There were several encouraging factors present in the company’s third quarter performance. On an absolute basis, revenues jumped 42% year over year with strength in wireless networks, traditional core switching and broadband access systems. Nortel recorded a positive book-to-bill that we believe was in the range of 1.02 to 1.08. The company delivered a gross profit margin of 44% above our 43.3% view reflecting improving gross profit margins in both the service provider
and enterprise segments of the company’s business. In addition, vendor financing commitments and advances remain in line and are concentrated among 15 strategic customers as opposed to an array of second tier CLECs that have impacted the company’s competitors. In fact, Nortel’s CLEC exposure from a financing perspective is at less than 10% of the company’s commitments. The balance sheet was generally in line. The sequential increase in accounts receivable DSOs is on target with seasonal trends and we believe is not a significant cause for concern..
>>>>>>>>>>>>>>

Pat



To: Warren Gates who wrote (7649)10/25/2000 8:58:31 PM
From: Bosco  Read Replies (1) | Respond to of 14638
 
Hi Warren - very astute observation [re: Mr Roth's Jag and Mr Chamber's Lexus :)!]

I ve no problem if they pedal to the metal, so long as they reserve the supercharger for the time of needs :)

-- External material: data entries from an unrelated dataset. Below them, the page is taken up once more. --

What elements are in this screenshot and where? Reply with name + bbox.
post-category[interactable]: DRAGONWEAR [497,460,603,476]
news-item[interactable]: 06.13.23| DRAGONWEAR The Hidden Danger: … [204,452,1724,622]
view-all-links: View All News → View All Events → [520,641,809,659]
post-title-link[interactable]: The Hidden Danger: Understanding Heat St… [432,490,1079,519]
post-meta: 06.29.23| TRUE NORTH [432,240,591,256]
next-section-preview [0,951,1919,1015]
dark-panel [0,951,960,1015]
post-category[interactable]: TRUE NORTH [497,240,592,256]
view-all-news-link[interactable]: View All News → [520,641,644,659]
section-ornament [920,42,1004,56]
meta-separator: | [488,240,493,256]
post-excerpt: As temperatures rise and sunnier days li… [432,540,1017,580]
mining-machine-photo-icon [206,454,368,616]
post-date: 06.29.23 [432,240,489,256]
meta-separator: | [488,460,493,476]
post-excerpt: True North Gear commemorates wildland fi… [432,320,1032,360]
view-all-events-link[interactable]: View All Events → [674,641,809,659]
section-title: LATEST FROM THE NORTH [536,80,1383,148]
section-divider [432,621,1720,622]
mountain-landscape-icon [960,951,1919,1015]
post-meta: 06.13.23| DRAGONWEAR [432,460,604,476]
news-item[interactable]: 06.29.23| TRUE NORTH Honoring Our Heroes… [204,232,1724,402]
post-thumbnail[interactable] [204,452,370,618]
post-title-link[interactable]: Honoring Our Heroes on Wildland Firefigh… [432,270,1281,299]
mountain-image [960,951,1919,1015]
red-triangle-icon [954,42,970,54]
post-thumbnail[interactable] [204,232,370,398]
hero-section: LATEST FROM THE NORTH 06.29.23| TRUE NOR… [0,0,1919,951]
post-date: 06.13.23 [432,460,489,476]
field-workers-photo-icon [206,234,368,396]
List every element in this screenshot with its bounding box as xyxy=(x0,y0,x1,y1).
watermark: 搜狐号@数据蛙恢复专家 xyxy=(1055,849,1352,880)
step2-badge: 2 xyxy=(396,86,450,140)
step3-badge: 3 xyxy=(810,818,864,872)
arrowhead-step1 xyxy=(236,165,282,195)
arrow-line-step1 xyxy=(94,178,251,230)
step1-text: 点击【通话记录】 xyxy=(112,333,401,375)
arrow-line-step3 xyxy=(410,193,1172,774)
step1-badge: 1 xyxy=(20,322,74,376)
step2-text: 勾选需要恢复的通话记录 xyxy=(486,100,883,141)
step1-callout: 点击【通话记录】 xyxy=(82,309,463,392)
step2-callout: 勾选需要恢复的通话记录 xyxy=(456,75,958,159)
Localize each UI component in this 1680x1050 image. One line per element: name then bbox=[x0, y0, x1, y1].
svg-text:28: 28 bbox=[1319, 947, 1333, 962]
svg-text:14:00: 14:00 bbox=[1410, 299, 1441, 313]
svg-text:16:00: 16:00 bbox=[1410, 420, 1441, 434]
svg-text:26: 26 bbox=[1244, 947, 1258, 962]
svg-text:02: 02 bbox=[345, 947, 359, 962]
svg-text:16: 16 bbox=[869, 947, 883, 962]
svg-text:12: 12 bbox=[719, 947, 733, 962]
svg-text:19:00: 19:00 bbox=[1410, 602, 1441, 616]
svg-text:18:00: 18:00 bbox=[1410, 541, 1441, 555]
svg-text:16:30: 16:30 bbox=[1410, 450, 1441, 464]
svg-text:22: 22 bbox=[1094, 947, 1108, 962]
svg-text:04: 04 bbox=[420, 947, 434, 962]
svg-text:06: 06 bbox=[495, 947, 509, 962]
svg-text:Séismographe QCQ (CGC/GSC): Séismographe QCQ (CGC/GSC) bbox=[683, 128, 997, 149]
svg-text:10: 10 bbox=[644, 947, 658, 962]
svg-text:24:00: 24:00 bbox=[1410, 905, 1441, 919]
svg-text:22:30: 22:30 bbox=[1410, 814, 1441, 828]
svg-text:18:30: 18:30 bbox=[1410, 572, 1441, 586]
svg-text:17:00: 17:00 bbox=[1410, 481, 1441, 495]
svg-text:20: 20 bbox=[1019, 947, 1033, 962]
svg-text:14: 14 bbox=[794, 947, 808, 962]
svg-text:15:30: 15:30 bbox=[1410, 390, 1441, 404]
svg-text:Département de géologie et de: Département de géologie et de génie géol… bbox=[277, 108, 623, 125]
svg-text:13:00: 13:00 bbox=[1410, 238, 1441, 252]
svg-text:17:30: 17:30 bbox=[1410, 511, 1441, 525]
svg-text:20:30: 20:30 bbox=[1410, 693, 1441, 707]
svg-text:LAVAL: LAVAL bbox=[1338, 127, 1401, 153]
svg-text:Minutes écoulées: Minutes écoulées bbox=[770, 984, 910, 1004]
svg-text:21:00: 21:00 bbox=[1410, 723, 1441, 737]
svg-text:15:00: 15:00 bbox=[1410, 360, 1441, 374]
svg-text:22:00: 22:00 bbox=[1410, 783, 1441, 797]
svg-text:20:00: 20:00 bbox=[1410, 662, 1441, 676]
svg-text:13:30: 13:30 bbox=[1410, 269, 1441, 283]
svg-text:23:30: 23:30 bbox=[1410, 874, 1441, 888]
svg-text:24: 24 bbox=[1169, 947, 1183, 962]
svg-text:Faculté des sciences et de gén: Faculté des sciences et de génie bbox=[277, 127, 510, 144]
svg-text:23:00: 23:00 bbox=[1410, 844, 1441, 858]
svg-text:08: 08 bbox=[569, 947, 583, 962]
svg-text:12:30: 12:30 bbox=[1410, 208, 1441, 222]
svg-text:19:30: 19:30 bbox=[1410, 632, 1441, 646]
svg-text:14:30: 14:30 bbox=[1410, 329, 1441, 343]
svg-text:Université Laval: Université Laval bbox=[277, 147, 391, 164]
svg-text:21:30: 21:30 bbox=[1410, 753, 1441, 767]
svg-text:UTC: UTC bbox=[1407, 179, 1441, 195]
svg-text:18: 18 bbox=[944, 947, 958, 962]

That reminds me of the 1st time I drove to Canada via the Vermont checkpoint. After I crossed into the country, I saw the road sign stating "90" So, being a law abiding visitor that I was, I stepped on it in some secondary roads, but of course, the locals still blew by me. Not until I saw the 1st french road sign did it dawn on me I came from a backward country where we were still using "mile" instead of "kilometer!"